The Port Franklin couple refused to accept South Gippsland Shire Council’s decision to grant a permit for construction of a tower for the National Broadband Network slap bang in the middle of their rural view. Despite warnings that they might be wasting their time and money, they took the matter to the Victorian Civil and Administrative Tribunal (VCAT) – and won.
VCAT member Dalia Cook, who presided over the hearing, concluded: “There is a policy support for the rollout of the National Broadband Network. However, in assessing this proposal against the relevant layers of planning controls and policy, I have found that the visual impact of the facility in its proposed location cannot be supported.”
The Richters heard the welcome news in mid-December, six weeks after the November 7 VCAT hearing in Melbourne and two weeks after Ms Cook made a site visit to assess the situation for herself.
The Richters represented themselves at the hearing, up against a phalanx of professionals presenting for NBN Co Ltd and South Gippsland Shire Council.
The Richters argued that the Mattsons Road site which had been selected was unsuitable, largely because of the visual impact the tower would have. They said that they would support the proposal if the facility was relocated 200 metres or so further west at 60 Lawrence Road. This was ‘Option 2’ of the original three options considered for location of an NBN tower at Port Franklin. It had been dismissed in favour of Option 3 (Mattsons Road) for reasons which were never made clear to the Richters.
The Richters were pleased to see a letter from the owner of the Lawrence Road land expressing support for Option 2 tabled at the hearing. They believe this helped the decision go in their favour. They were also interested to hear Gavin Spain from NBN Co Ltd say of Option 3 that it was only “slightly superior in overall performance in terms of fixed wireless coverage compared to candidate Option 2”.
However, when they left the hearing at the end of the day on November 7 they had no idea which way the decision would go.
What the Richters believe made all the difference was the site visit made by the presiding member at the hearing, Dalia Cook. She offered to come down to South Gippsland and view the area under contention for herself, and she did just that early in December.
“We are very grateful that she took the time and made the effort to see for herself,” said Mr Richter.
If she had made her mind up then, however, she gave nothing away. It was not until a couple of weeks later that the Richters were advised that the decision to grant a permit to NBN Co Ltd to erect a 30-metre tower in Mattsons Road had been overturned. They were overjoyed.

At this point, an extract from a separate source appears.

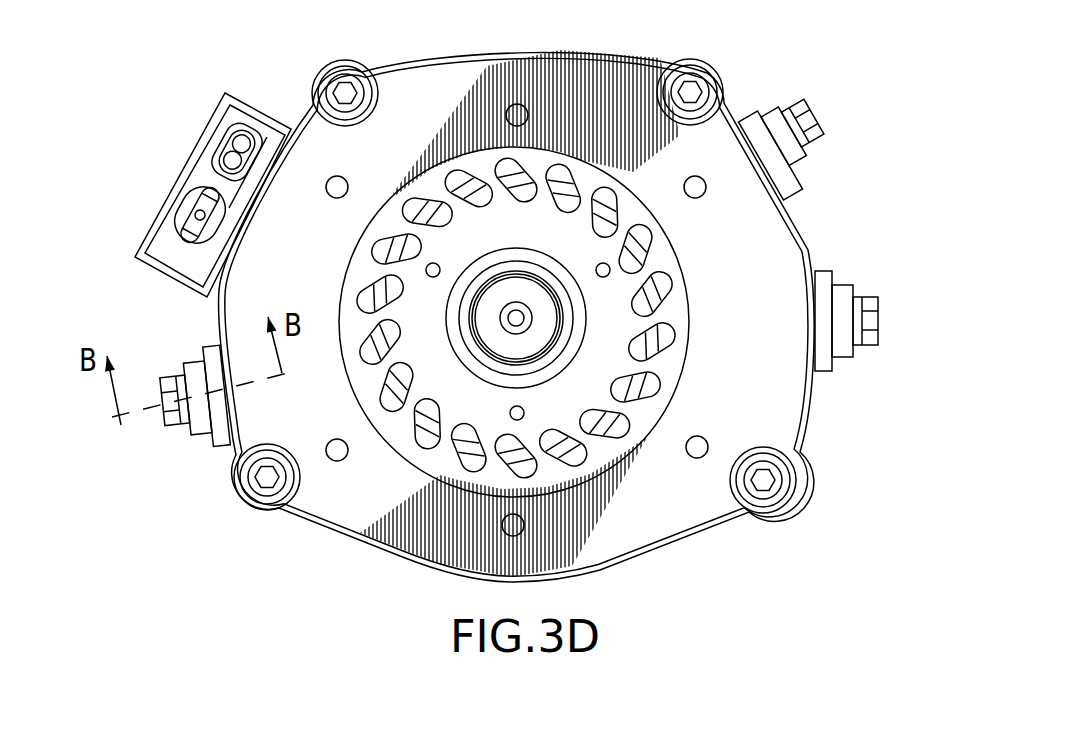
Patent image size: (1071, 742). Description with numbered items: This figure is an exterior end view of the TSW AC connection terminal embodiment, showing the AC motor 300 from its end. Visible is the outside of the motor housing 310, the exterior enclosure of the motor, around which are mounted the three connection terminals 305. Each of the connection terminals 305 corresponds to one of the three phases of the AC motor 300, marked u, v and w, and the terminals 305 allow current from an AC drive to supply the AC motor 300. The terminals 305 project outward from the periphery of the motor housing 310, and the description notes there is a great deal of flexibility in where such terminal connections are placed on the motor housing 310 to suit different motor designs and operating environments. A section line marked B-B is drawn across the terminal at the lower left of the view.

The AC motor 300 is at (548, 292).
The connection terminals 305 is at (816, 144).
The motor housing 310 is at (721, 531).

In her general comments Ms Cook noted: Without making findings about the appropriateness of siting the proposed facility in the position referred to as “option 2” in the original application assessment, it would appear to me that this option may well be suitable. A fresh permit application would need to be lodged with the responsibility authority and considered on its merits. As an observation, it may potentially be resolved without objection noting the open ‘offer’ made at the hearing.”
As yet, however, no further application for a tower at Port Franklin appears to have been lodged.

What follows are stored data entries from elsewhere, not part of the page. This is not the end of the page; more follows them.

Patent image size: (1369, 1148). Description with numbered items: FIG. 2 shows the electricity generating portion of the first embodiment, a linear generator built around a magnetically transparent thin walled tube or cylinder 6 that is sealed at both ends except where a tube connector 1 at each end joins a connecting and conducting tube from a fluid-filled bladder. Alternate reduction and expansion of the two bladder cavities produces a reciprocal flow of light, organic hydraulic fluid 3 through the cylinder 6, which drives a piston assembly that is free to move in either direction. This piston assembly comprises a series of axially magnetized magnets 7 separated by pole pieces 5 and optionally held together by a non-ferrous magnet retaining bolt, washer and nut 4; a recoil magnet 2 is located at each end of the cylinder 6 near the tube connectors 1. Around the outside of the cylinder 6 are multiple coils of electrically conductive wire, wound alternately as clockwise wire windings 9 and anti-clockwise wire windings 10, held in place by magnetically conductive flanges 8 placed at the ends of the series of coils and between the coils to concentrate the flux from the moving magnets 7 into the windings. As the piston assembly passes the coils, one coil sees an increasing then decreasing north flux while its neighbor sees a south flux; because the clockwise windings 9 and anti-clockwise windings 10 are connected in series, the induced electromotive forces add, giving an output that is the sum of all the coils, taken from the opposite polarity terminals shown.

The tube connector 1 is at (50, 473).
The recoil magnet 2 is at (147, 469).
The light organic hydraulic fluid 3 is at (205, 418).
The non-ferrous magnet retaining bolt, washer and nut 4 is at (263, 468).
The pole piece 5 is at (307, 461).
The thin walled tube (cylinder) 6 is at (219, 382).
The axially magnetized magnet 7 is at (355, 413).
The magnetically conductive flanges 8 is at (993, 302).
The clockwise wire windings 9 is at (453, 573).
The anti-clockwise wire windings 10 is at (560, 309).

The Richters are now wondering whether the decision regarding the Port Franklin facility sets a precedent.
“Perhaps the visual impact a tower will have can’t be dismissed so readily,” said Mr Richter. He expects the decision will be regarded with interest by opponents of the site chosen for an NBN tower at Yanakie North. A report to council dismissed the loss of visual amenity as a groundless concern and South Gippsland Shire Council approved the application for a planning permit at the November council matter. It remains to be seen whether this and/or other decisions will also be taken to VCAT.